Data is boring right? All those emails, customer records, the endless admin updating addresses, changing occupations and other details. What a chore.
Well on the upside, there’s marketing gold in all that data, because the clues that identify people’s desired products and services lies within their shared data. But the rules surrounding consent have changed under GDPR, and there’s more regulation that brokers and insurers need to think about on the horizon.
IE Editor Alastair Walker looks ahead.
Let’s start with the E-Privacy (ePR) regulations which are due to come into effect later in 2020, assuming the EU can agree on how to make the ePR rules work with AI and future automated tech systems in the future. For example, how would a consumer know if an autonomous car, or a home listening device, was sharing the occupants phone data; browsing history, conversations, downloads of music, web pages etc. unless the exact details of who sees the data, and why, are detailed on entry to the data harvesting space?
Our prediction for an ePR go live date is late summer 2020, but let’s wait and see.
One little change worth noting first is that anyone running a website must consider that obtaining cookie consent has to be much clearer from 2020 onwards, and your company may be required to demonstrate how consent was granted. It won’t be enough to put a strapline saying this site uses cookies, and by browsing it, you give consent – box clicking will be mandatory.
Whether we leave the EU regulatory orbit or not, it would seem likely that the UK will rubber stamp that strengthening of cookie consent, so you may as well take it as read if refreshing your website this year.
Now, onto ePR, which covers all electronic comms between consumer and company; text, emails, message apps, websites, phone calls, Alexa chats – even faxes! Yes, for those still using old school loo roll fax paper, these new rules apply. In a nutshell ePR regs mean that the end user, Joe Public, has ultimate control, and consent, over the use of their data. Texts, emails, messages on social media, plus forms online, app data etc – all covered.
The tricky bit for insurers is that ePR rules don’t allow third party companies to automatically grab that customer data, or interfere with it in any way. So if you have a breakdown, repair, loss adjustment or legal partner, you may have to consider ways to frame the third party authorisation of data use in say a case where a customer suffered a breakdown and wanted the FNOL company to have access to their records, plus a garage authorised to do repairs perhaps.
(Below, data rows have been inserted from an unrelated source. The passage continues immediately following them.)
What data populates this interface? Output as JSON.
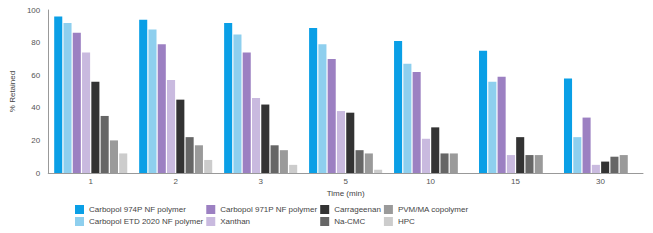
{
  "chart_data": {
    "type": "bar",
    "x_label": "Time (min)",
    "y_label": "% Retained",
    "categories": [
      "1",
      "2",
      "3",
      "5",
      "10",
      "15",
      "30"
    ],
    "series": [
      {
        "name": "Carbopol 974P NF polymer",
        "color": "#0a9fe6",
        "values": [
          96,
          94,
          92,
          89,
          81,
          75,
          58
        ]
      },
      {
        "name": "Carbopol ETD 2020 NF polymer",
        "color": "#8ecfee",
        "values": [
          92,
          88,
          85,
          79,
          67,
          56,
          22
        ]
      },
      {
        "name": "Carbopol 971P NF polymer",
        "color": "#9c80c2",
        "values": [
          86,
          79,
          74,
          70,
          62,
          59,
          34
        ]
      },
      {
        "name": "Xanthan",
        "color": "#c9badf",
        "values": [
          74,
          57,
          46,
          38,
          21,
          11,
          5
        ]
      },
      {
        "name": "Carrageenan",
        "color": "#333333",
        "values": [
          56,
          45,
          42,
          37,
          28,
          22,
          7
        ]
      },
      {
        "name": "Na-CMC",
        "color": "#666666",
        "values": [
          35,
          22,
          17,
          14,
          12,
          11,
          10
        ]
      },
      {
        "name": "PVM/MA copolymer",
        "color": "#9a9a9a",
        "values": [
          20,
          17,
          14,
          12,
          12,
          11,
          11
        ]
      },
      {
        "name": "HPC",
        "color": "#cccccc",
        "values": [
          12,
          8,
          5,
          2,
          null,
          null,
          null
        ]
      }
    ],
    "ylim": [
      0,
      100
    ],
    "yticks": [
      0,
      20,
      40,
      60,
      80,
      100
    ],
    "grid": false,
    "legend": "bottom"
  }
}
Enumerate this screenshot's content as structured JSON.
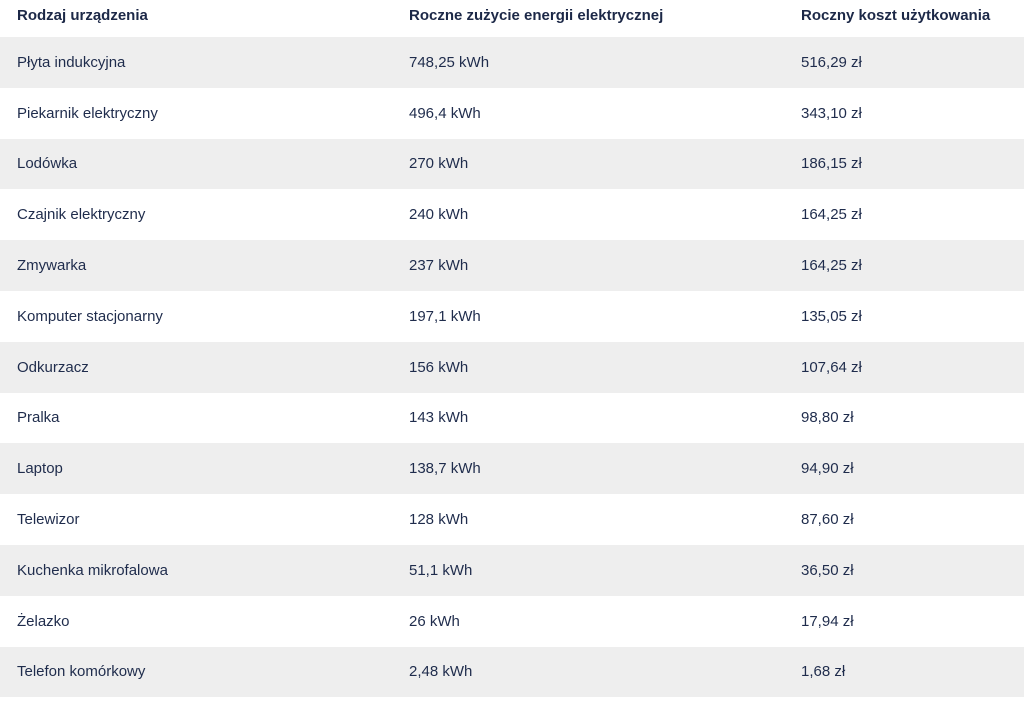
{
  "columns": [
    "Rodzaj urządzenia",
    "Roczne zużycie energii elektrycznej",
    "Roczny koszt użytkowania"
  ],
  "rows": [
    {
      "device": "Płyta indukcyjna",
      "energy": "748,25 kWh",
      "cost": "516,29 zł"
    },
    {
      "device": "Piekarnik elektryczny",
      "energy": "496,4 kWh",
      "cost": "343,10 zł"
    },
    {
      "device": "Lodówka",
      "energy": "270 kWh",
      "cost": "186,15 zł"
    },
    {
      "device": "Czajnik elektryczny",
      "energy": "240 kWh",
      "cost": "164,25 zł"
    },
    {
      "device": "Zmywarka",
      "energy": "237 kWh",
      "cost": "164,25 zł"
    },
    {
      "device": "Komputer stacjonarny",
      "energy": "197,1 kWh",
      "cost": "135,05 zł"
    },
    {
      "device": "Odkurzacz",
      "energy": "156 kWh",
      "cost": "107,64 zł"
    },
    {
      "device": "Pralka",
      "energy": "143 kWh",
      "cost": "98,80 zł"
    },
    {
      "device": "Laptop",
      "energy": "138,7 kWh",
      "cost": "94,90 zł"
    },
    {
      "device": "Telewizor",
      "energy": "128 kWh",
      "cost": "87,60 zł"
    },
    {
      "device": "Kuchenka mikrofalowa",
      "energy": "51,1 kWh",
      "cost": "36,50 zł"
    },
    {
      "device": "Żelazko",
      "energy": "26 kWh",
      "cost": "17,94 zł"
    },
    {
      "device": "Telefon komórkowy",
      "energy": "2,48 kWh",
      "cost": "1,68 zł"
    }
  ],
  "colors": {
    "text": "#1f2c4c",
    "shaded_row": "#eeeeee",
    "background": "#ffffff"
  }
}
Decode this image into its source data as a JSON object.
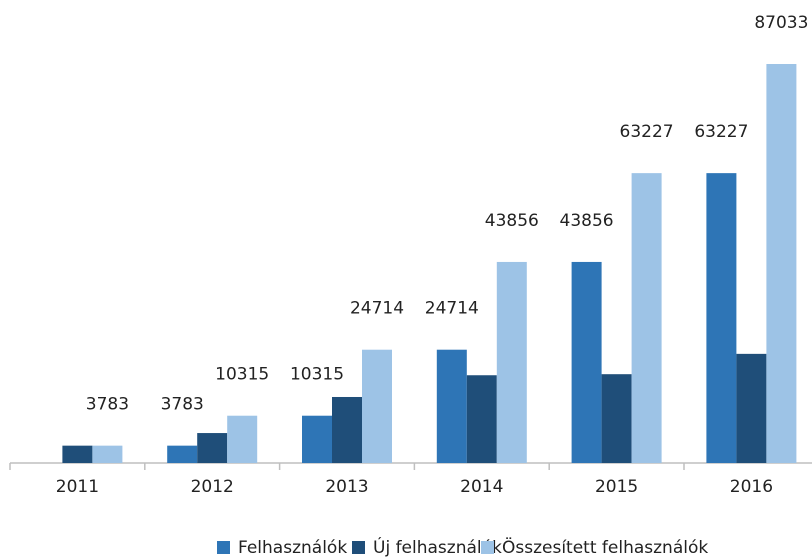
{
  "chart_data": {
    "type": "bar",
    "categories": [
      "2011",
      "2012",
      "2013",
      "2014",
      "2015",
      "2016"
    ],
    "series": [
      {
        "name": "Felhasználók",
        "color": "#2e75b6",
        "data_labels": true,
        "values": [
          null,
          3783,
          10315,
          24714,
          43856,
          63227
        ]
      },
      {
        "name": "Új felhasználók",
        "color": "#1f4e79",
        "data_labels": false,
        "values": [
          3783,
          6532,
          14399,
          19142,
          19371,
          23806
        ]
      },
      {
        "name": "Összesített felhasználók",
        "color": "#9dc3e6",
        "data_labels": true,
        "values": [
          3783,
          10315,
          24714,
          43856,
          63227,
          87033
        ]
      }
    ],
    "ylim": [
      0,
      100000
    ],
    "legend": "bottom"
  }
}
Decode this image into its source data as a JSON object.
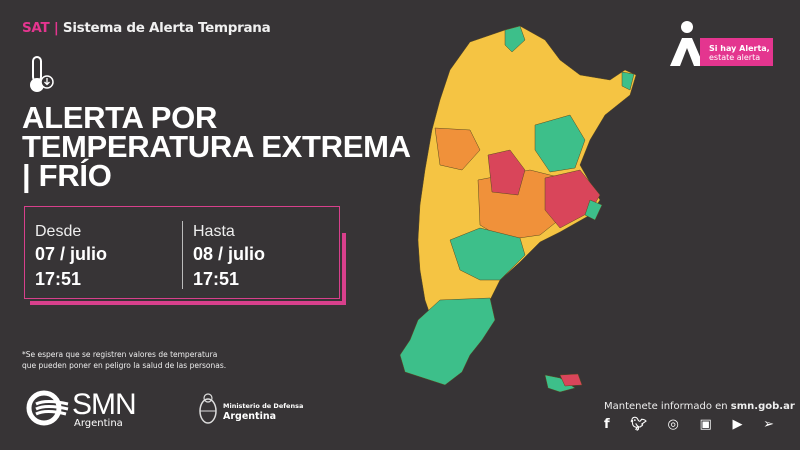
{
  "header": {
    "brand": "SAT",
    "separator": "|",
    "system": "Sistema de Alerta Temprana"
  },
  "alert": {
    "icon": "thermometer-down-icon",
    "title_line1": "ALERTA POR",
    "title_line2": "TEMPERATURA EXTREMA",
    "title_line3": "| FRÍO"
  },
  "period": {
    "from_label": "Desde",
    "from_date": "07 / julio",
    "from_time": "17:51",
    "to_label": "Hasta",
    "to_date": "08 / julio",
    "to_time": "17:51"
  },
  "note": {
    "line1": "*Se espera que se registren valores de temperatura",
    "line2": "que pueden poner en peligro la salud de las personas."
  },
  "logos": {
    "smn": "SMN",
    "smn_sub": "Argentina",
    "ministry_line1": "Ministerio de Defensa",
    "ministry_line2": "Argentina"
  },
  "campaign": {
    "line1": "Si hay Alerta,",
    "line2": "estate alerta"
  },
  "footer": {
    "text": "Mantenete informado en ",
    "url": "smn.gob.ar",
    "social": [
      "facebook-icon",
      "twitter-icon",
      "instagram-icon",
      "tv-icon",
      "youtube-icon",
      "telegram-icon"
    ]
  },
  "colors": {
    "background": "#373436",
    "accent": "#e4358f",
    "level_yellow": "#f5c443",
    "level_orange": "#f0913a",
    "level_red": "#d9455a",
    "level_green": "#3dbf8a"
  }
}
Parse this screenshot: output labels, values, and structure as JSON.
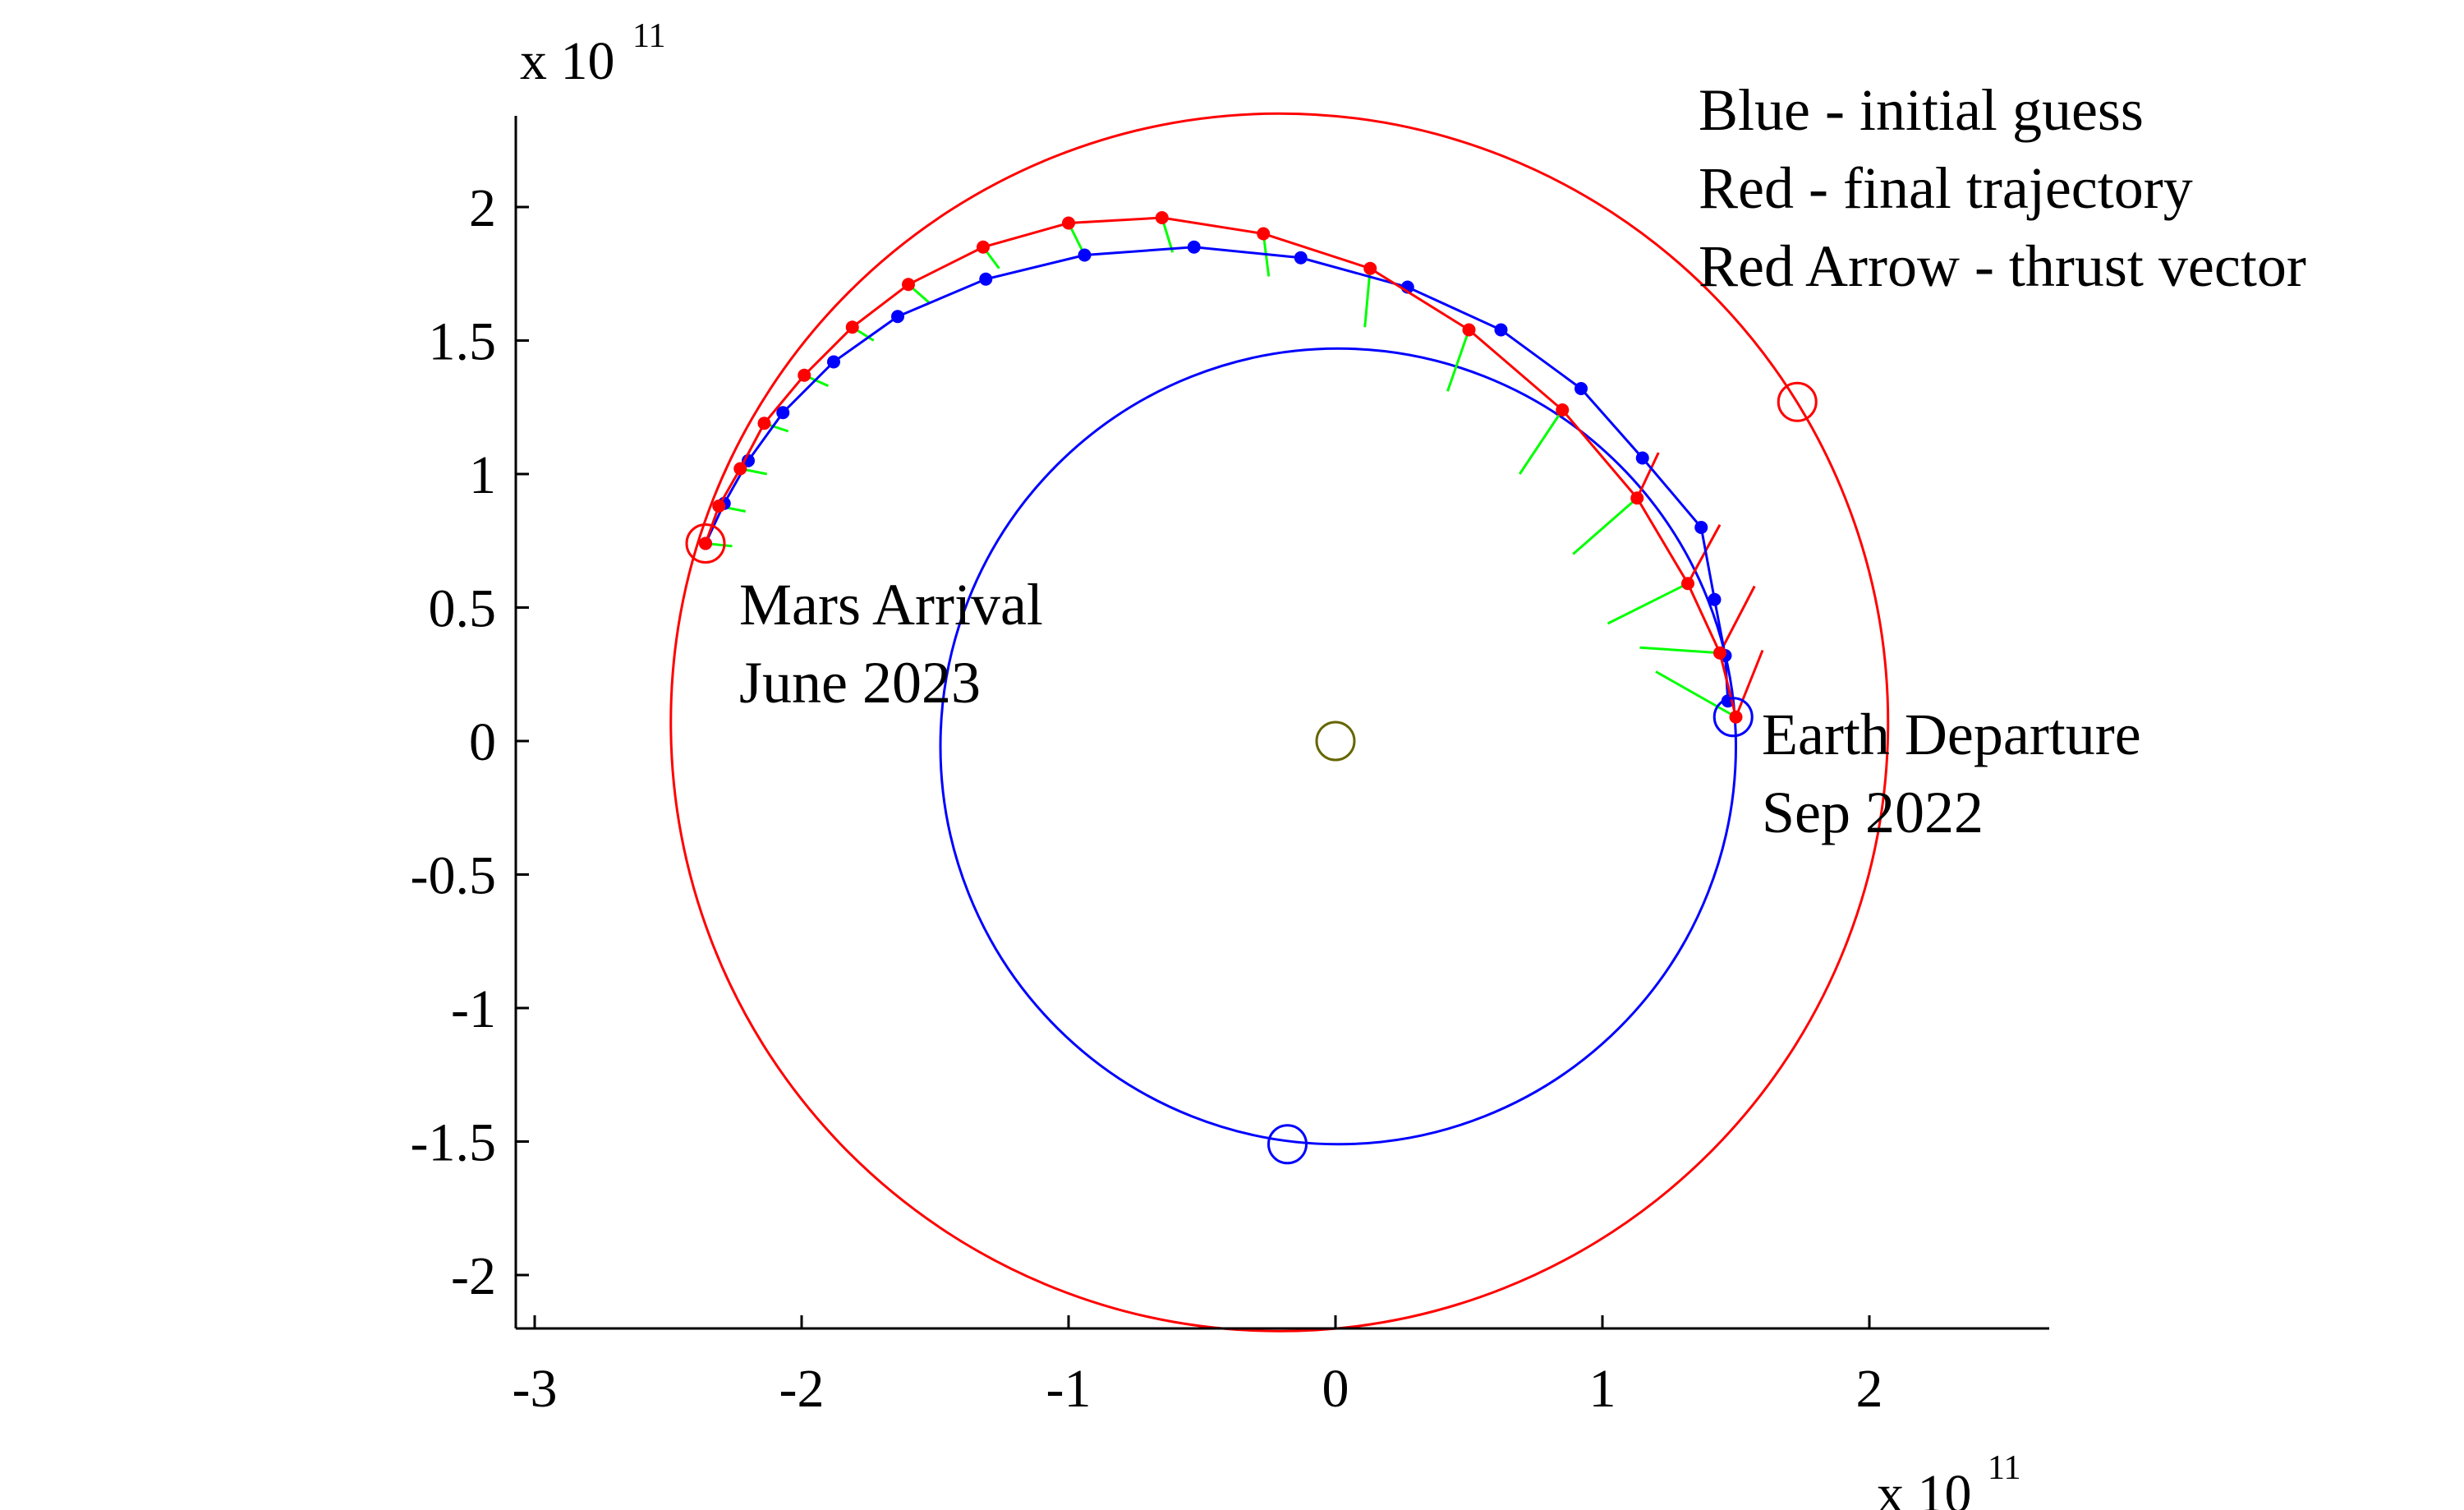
{
  "chart_data": {
    "type": "scatter",
    "title": "",
    "xlabel": "",
    "ylabel": "",
    "x_multiplier": {
      "base": "x 10",
      "exponent": "11"
    },
    "y_multiplier": {
      "base": "x 10",
      "exponent": "11"
    },
    "xlim": [
      -3.08,
      2.67
    ],
    "ylim": [
      -2.2,
      2.35
    ],
    "xticks": [
      -3,
      -2,
      -1,
      0,
      1,
      2
    ],
    "xtick_labels": [
      "-3",
      "-2",
      "-1",
      "0",
      "1",
      "2"
    ],
    "yticks": [
      -2,
      -1.5,
      -1,
      -0.5,
      0,
      0.5,
      1,
      1.5,
      2
    ],
    "ytick_labels": [
      "-2",
      "-1.5",
      "-1",
      "-0.5",
      "0",
      "0.5",
      "1",
      "1.5",
      "2"
    ],
    "grid": false,
    "colors": {
      "initial": "#0000ff",
      "final": "#ff0000",
      "thrust": "#00ff00",
      "sun": "#666600"
    },
    "legend_text": [
      "Blue - initial guess",
      "Red - final trajectory",
      "Red Arrow - thrust vector"
    ],
    "annotations": [
      {
        "lines": [
          "Mars Arrival",
          "June 2023"
        ],
        "x": -2.0,
        "y": 0.52
      },
      {
        "lines": [
          "Earth Departure",
          "Sep 2022"
        ],
        "x": 1.6,
        "y": 0.0
      }
    ],
    "orbits": [
      {
        "name": "Earth orbit",
        "color": "#0000ff",
        "cx": 0.01,
        "cy": -0.02,
        "r": 1.49
      },
      {
        "name": "Mars orbit",
        "color": "#ff0000",
        "cx": -0.21,
        "cy": 0.07,
        "r": 2.28
      }
    ],
    "markers": [
      {
        "name": "sun",
        "x": 0.0,
        "y": 0.0,
        "color": "#666600"
      },
      {
        "name": "earth-departure",
        "x": 1.49,
        "y": 0.09,
        "color": "#0000ff"
      },
      {
        "name": "earth-at-arrival",
        "x": -0.18,
        "y": -1.51,
        "color": "#0000ff"
      },
      {
        "name": "mars-arrival",
        "x": -2.36,
        "y": 0.74,
        "color": "#ff0000"
      },
      {
        "name": "mars-at-departure",
        "x": 1.73,
        "y": 1.27,
        "color": "#ff0000"
      }
    ],
    "series": [
      {
        "color": "#0000ff",
        "x": [
          1.47,
          1.46,
          1.42,
          1.37,
          1.15,
          0.92,
          0.62,
          0.27,
          -0.13,
          -0.53,
          -0.94,
          -1.31,
          -1.64,
          -1.88,
          -2.07,
          -2.2,
          -2.29,
          -2.36
        ],
        "y": [
          0.15,
          0.32,
          0.53,
          0.8,
          1.06,
          1.32,
          1.54,
          1.7,
          1.81,
          1.85,
          1.82,
          1.73,
          1.59,
          1.42,
          1.23,
          1.05,
          0.89,
          0.74
        ]
      },
      {
        "color": "#ff0000",
        "x": [
          1.5,
          1.44,
          1.32,
          1.13,
          0.85,
          0.5,
          0.13,
          -0.27,
          -0.65,
          -1.0,
          -1.32,
          -1.6,
          -1.81,
          -1.99,
          -2.14,
          -2.23,
          -2.31,
          -2.36
        ],
        "y": [
          0.09,
          0.33,
          0.59,
          0.91,
          1.24,
          1.54,
          1.77,
          1.9,
          1.96,
          1.94,
          1.85,
          1.71,
          1.55,
          1.37,
          1.19,
          1.02,
          0.88,
          0.74
        ]
      }
    ],
    "thrust_vectors": [
      {
        "x": 1.5,
        "y": 0.09,
        "dx": -0.3,
        "dy": 0.17
      },
      {
        "x": 1.44,
        "y": 0.33,
        "dx": -0.3,
        "dy": 0.02
      },
      {
        "x": 1.32,
        "y": 0.59,
        "dx": -0.3,
        "dy": -0.15
      },
      {
        "x": 1.13,
        "y": 0.91,
        "dx": -0.24,
        "dy": -0.21
      },
      {
        "x": 0.85,
        "y": 1.24,
        "dx": -0.16,
        "dy": -0.24
      },
      {
        "x": 0.5,
        "y": 1.54,
        "dx": -0.08,
        "dy": -0.23
      },
      {
        "x": 0.13,
        "y": 1.77,
        "dx": -0.02,
        "dy": -0.22
      },
      {
        "x": -0.27,
        "y": 1.9,
        "dx": 0.02,
        "dy": -0.16
      },
      {
        "x": -0.65,
        "y": 1.96,
        "dx": 0.04,
        "dy": -0.13
      },
      {
        "x": -1.0,
        "y": 1.94,
        "dx": 0.05,
        "dy": -0.1
      },
      {
        "x": -1.32,
        "y": 1.85,
        "dx": 0.06,
        "dy": -0.08
      },
      {
        "x": -1.6,
        "y": 1.71,
        "dx": 0.08,
        "dy": -0.07
      },
      {
        "x": -1.81,
        "y": 1.55,
        "dx": 0.08,
        "dy": -0.05
      },
      {
        "x": -1.99,
        "y": 1.37,
        "dx": 0.09,
        "dy": -0.04
      },
      {
        "x": -2.14,
        "y": 1.19,
        "dx": 0.09,
        "dy": -0.03
      },
      {
        "x": -2.23,
        "y": 1.02,
        "dx": 0.1,
        "dy": -0.02
      },
      {
        "x": -2.31,
        "y": 0.88,
        "dx": 0.1,
        "dy": -0.02
      },
      {
        "x": -2.36,
        "y": 0.74,
        "dx": 0.1,
        "dy": -0.01
      }
    ],
    "thrust_arrows": [
      {
        "x": 1.5,
        "y": 0.09,
        "dx": 0.1,
        "dy": 0.25
      },
      {
        "x": 1.44,
        "y": 0.33,
        "dx": 0.13,
        "dy": 0.25
      },
      {
        "x": 1.32,
        "y": 0.59,
        "dx": 0.12,
        "dy": 0.22
      },
      {
        "x": 1.13,
        "y": 0.91,
        "dx": 0.08,
        "dy": 0.17
      }
    ]
  }
}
Whether gaining consent for that sharing at the point of policy inception will hold up to scrutiny by the ICO or other regulators, is a moot point. It will depend on careful wording. It is well worth spending time researching best practice when it comes to this issue of sharing data with third parties because just as with GDPR, your company can be fined 4 percent of its global annual turnover for breaches.
Will The EU Take Action? You Bet
If you look at the recent action against Booking.comyou can see that the EU will take action against companies that use data from browsers to manipulate, or game, their offers.
Things like applying time pressure – `only 3 rooms left’ – for example, or hiding sponsorship information when it comes to ranking hotels or deals, are practices which the EU takes a dim view of, so they have to stop on all travel websites. Booking.com is just the test case if you like.
This has a direct correlation with insurance comparison websites of course, so everyone needs to think about how the goldmine of data personalisation – delivering bespoke offers for loyal consumers – balances with rules on privacy and gaming the offers displayed online, given a user’s search history. It won’t be a valid defence for insurance comparison sites to put their sponsored, or favoured, partner insurer’s deals at the top of the page anymore – at least not withot identifying such offers as being clearly sponsored content.
This trend towards tougher regulation on data isn’t just an EU thing. As the US state of California also aims to introduce stricter data privacy rules in 2020, this will a tough year for everyine selling insurance online because everything will need to be compliant, and where Clifornia goes, other States may well follow.
The US is a highly competitive market but the way ahead, in both the EU and USA, is likely to be based on a relationship of consent, genuine privacy and trust. Those consumers who feel that they can truly trust insurers and brokers with their valuable data will be in the driving seat from now on, so insurance companies need to be aware that the balance of power has shifted.